Russia’s strategic partner is the People’s Republic of China. Bilateral military cooperation is developing actively. Primarily it is focused on the fight against international terrorism. Joint actions are regularly practiced during the military exercises Naval interaction and Peaceful Mission. The Russian Federation continues to prepare specialists for the People’s Liberation Army of China. In total more than 3,600 Chinese servicemen have been trained in the universities of the Ministry of Defense of the Russian Federation.72

This is too close to advocacy of an alliance to be coincidental.

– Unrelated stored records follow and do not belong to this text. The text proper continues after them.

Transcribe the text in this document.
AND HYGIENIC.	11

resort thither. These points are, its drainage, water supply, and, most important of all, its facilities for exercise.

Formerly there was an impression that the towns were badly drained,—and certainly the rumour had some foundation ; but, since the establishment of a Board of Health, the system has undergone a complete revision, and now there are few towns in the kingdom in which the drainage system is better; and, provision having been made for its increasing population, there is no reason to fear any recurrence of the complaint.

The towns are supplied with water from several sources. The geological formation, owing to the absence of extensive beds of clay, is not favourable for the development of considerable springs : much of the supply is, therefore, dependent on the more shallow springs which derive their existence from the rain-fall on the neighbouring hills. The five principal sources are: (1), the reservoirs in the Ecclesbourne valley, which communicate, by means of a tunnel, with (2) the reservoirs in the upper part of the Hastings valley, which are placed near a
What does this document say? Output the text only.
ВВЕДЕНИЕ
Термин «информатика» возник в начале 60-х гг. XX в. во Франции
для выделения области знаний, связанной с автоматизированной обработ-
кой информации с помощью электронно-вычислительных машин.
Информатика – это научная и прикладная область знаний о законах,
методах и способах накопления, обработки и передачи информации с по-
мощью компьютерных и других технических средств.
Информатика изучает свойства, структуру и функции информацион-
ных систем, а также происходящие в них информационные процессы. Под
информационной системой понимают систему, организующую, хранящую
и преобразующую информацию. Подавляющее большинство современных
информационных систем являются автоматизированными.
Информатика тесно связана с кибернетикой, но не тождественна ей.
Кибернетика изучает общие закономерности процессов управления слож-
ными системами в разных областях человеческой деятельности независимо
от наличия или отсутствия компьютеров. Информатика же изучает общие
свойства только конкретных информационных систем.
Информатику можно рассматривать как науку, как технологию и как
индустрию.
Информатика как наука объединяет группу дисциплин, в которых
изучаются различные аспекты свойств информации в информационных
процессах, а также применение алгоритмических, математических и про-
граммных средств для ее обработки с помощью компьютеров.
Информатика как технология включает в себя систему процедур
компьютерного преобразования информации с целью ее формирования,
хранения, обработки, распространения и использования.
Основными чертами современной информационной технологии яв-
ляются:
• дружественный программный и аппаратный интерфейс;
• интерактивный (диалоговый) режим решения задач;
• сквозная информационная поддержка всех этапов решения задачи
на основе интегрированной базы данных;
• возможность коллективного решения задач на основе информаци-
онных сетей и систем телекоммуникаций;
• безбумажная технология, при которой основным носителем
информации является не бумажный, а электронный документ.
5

And over the last generation much of what China has sought and obtained from Russia amounts to a de facto alliance.73  But the alliance Moscow seeks need not be formally codified like NATO or pre-World War I alliances.  It can remain a de facto flexible alignment with room for separate, parallel, or convergent, initiatives or even occasional disagreements in keeping with both sides’ views on the contemporary world order.74  Kashin recently wrote that both sides may avoid the term alliance but the relationship already far exceeds “neighborliness” or even “strategic partnership” even though China’s lasting gains in Asia are arguably at Moscow’s, not Washington’s, expense, most obviously in Central Asia.75  As to what is meant by such an alliance, Lavrov stated in 2014,

If we talk about alliances, not in the old sense of the word, not in the sense of tough bloc discipline when NATO was against the Warsaw Pact and everyone knew that this part of the negotiating table would raise their hands and this part would vote against it.  Today such baseline discipline looks humiliating to states that preach democracy, pluralism of thought, and so on. […] Other types of alliances – flexible network alliances – are much more in demand today.76

This conforms to Kashin and Putin’s observations on the relationship’s tendencies.77  Michael Yahuda also observes that Russian elites favor enhanced collaboration.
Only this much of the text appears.